И весь паук тут же вывалился наружу.
Некоторое время он стоял на длинных ногах, покачиваясь — как будто в сомнении.
Сжав в одной руке меч, в другой факел, Бартоломеус ждал. Именно в эти, ощущавшиеся долгими, мгновения, он сделал еще одно открытие, не придавшее ему ни мужества, ни радости: графа Эдельмута в камере не было.
Ушел?.. Спрятался на лестнице за дверью?..
Размышлять на эту тему было некогда. Вдоволь покачавшись на стройных ножках, паук — тяп-тяп, тяп-тяп — решительно затяпал в его сторону.
Крупные капли пота выступили на лице Бартоломеуса, в ушах громко застучало. Уперевшись ногами в пол, он выставил вперед меч.
Но паук, не глядя, прошел мимо.
Он остановился рядом с жаровней. Остановился и уставился на пол. Туда, где меж осколков разбитого бокала неподвижно замерла зеленая ящерица.

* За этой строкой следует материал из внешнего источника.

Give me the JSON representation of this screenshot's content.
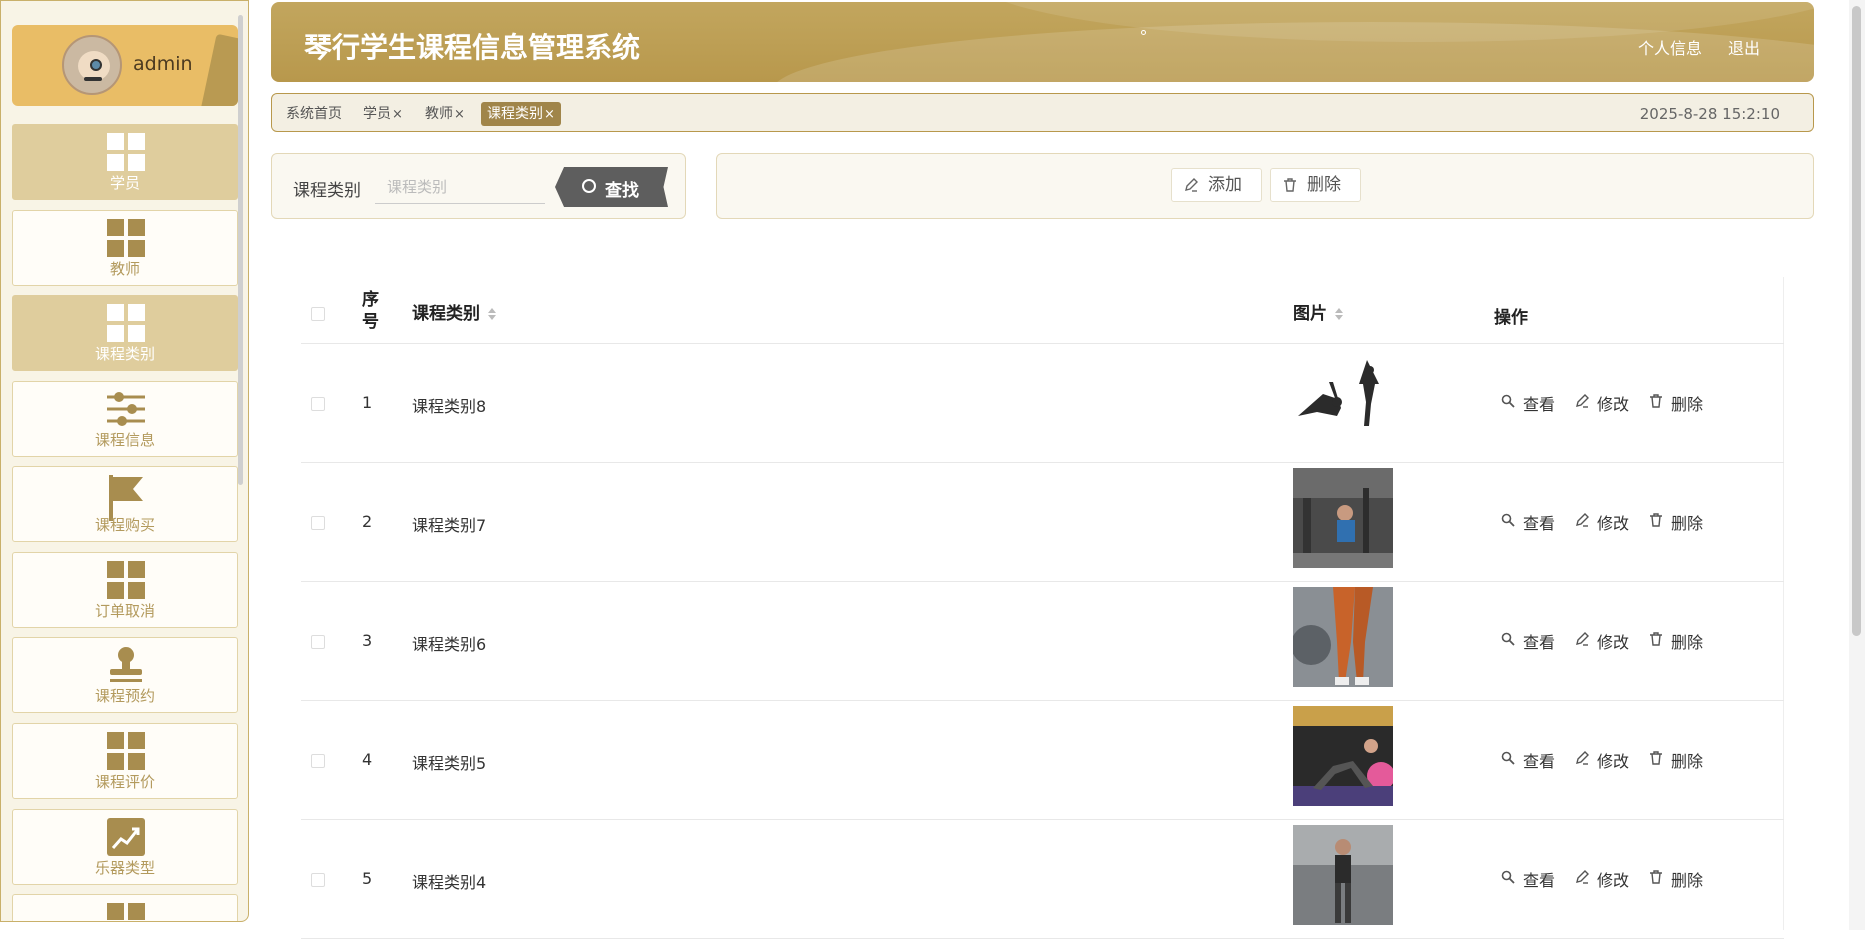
{
  "app": {
    "title": "琴行学生课程信息管理系统",
    "user": "admin",
    "header_links": [
      "个人信息",
      "退出"
    ]
  },
  "sidebar": {
    "items": [
      {
        "label": "学员",
        "icon": "grid-icon",
        "active": true
      },
      {
        "label": "教师",
        "icon": "grid-icon",
        "active": false
      },
      {
        "label": "课程类别",
        "icon": "grid-icon",
        "active": true
      },
      {
        "label": "课程信息",
        "icon": "sliders-icon",
        "active": false
      },
      {
        "label": "课程购买",
        "icon": "flag-icon",
        "active": false
      },
      {
        "label": "订单取消",
        "icon": "grid-icon",
        "active": false
      },
      {
        "label": "课程预约",
        "icon": "stamp-icon",
        "active": false
      },
      {
        "label": "课程评价",
        "icon": "grid-icon",
        "active": false
      },
      {
        "label": "乐器类型",
        "icon": "trend-chart-icon",
        "active": false
      }
    ]
  },
  "tabs": [
    {
      "label": "系统首页",
      "closable": false,
      "active": false
    },
    {
      "label": "学员",
      "closable": true,
      "active": false
    },
    {
      "label": "教师",
      "closable": true,
      "active": false
    },
    {
      "label": "课程类别",
      "closable": true,
      "active": true
    }
  ],
  "tab_close_glyph": "×",
  "datetime": "2025-8-28 15:2:10",
  "search": {
    "label": "课程类别",
    "placeholder": "课程类别",
    "value": "",
    "button": "查找"
  },
  "actions": {
    "add": "添加",
    "delete": "删除"
  },
  "table": {
    "headers": {
      "index": "序号",
      "name": "课程类别",
      "image": "图片",
      "ops": "操作"
    },
    "op_labels": {
      "view": "查看",
      "edit": "修改",
      "delete": "删除"
    },
    "rows": [
      {
        "index": "1",
        "name": "课程类别8",
        "image": "yoga-silhouette-image"
      },
      {
        "index": "2",
        "name": "课程类别7",
        "image": "gym-photo-image"
      },
      {
        "index": "3",
        "name": "课程类别6",
        "image": "leggings-photo-image"
      },
      {
        "index": "4",
        "name": "课程类别5",
        "image": "stretching-photo-image"
      },
      {
        "index": "5",
        "name": "课程类别4",
        "image": "workout-photo-image"
      }
    ]
  },
  "colors": {
    "accent": "#b8984c",
    "sidebar_active": "#dfcd9d",
    "tab_active": "#a0854a",
    "search_button": "#5e5e5e"
  }
}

Покачиваясь на длинных лапах, паук заинтересованно смотрел на ящерицу. Но вот — тяп-тяп… — передвинулся. И ящерица, словно очнувшись — цык-цык-цык-цык-цык… — дала отчаянного стрекача.
Погоня, развернувшаяся на глазах Бартоломеуса, напоминала деревенскую игру с кожаным мячом.
Тяп-тяп…
Цык-цык-цык-цык…
Тяп-тяп-тяп…
Цык-цык-цык-цык-цык…
Позабыв про Бартоломеуса, два чуда природы гоняли по лаборатории. Впоследствии он часто оправдывался перед самим собой, что не сразу понял, в чем дело. Что в смятенных чувствах не сразу связал осколки венецианского стекла на полу с графином вина, в котором Шлавино две недели назад растворил одну из своих конфет. «…Смеха ради я бросил в вино конфету, превращающую в ящерицу. Кто выпьет, удостоится чести стать моим геральдическим украшением. Ха-ха…»
Цык-цык-цык-цык… — старалось геральдическое украшение, улепетывая со всех лап.
Паук кинулся следом еще быстрее, обогнал, развернулся…
Цык-цык… — попыталась ящерица снова удрать.
Холод пронизал Бартоломеуса с головы до пят.
— Стой! — вскричал он, вдруг разом все уразумев. Подскочил к чудовищу и взмахнул мечом.
Но был поздно. Паук подхватил ящерицу передними лапами и ловко, как деликатес, сунул в свою разверзнутую собачью пасть.
Хрррысть!.. Хрррысть!.. — хрустнули хрупкие косточки бедного графа Эдельмута. Ящерица исчезла в пасти у чудовища.
Собачья голова еще жевала, а одна из восьми паучьих лап уже отлетела в сторону.
Вторая!..
Третья!..
Все, что мог сделать Бартоломеус, коривший себя за промедление, это рубить в отчаянии и без остановки. Рубить, не обращая внимания на черные паучьи лапы, сдиравшие с него одежду вместе с кожей, царапавшие его по лицу, пытавшиеся вырвать у него из рук меч.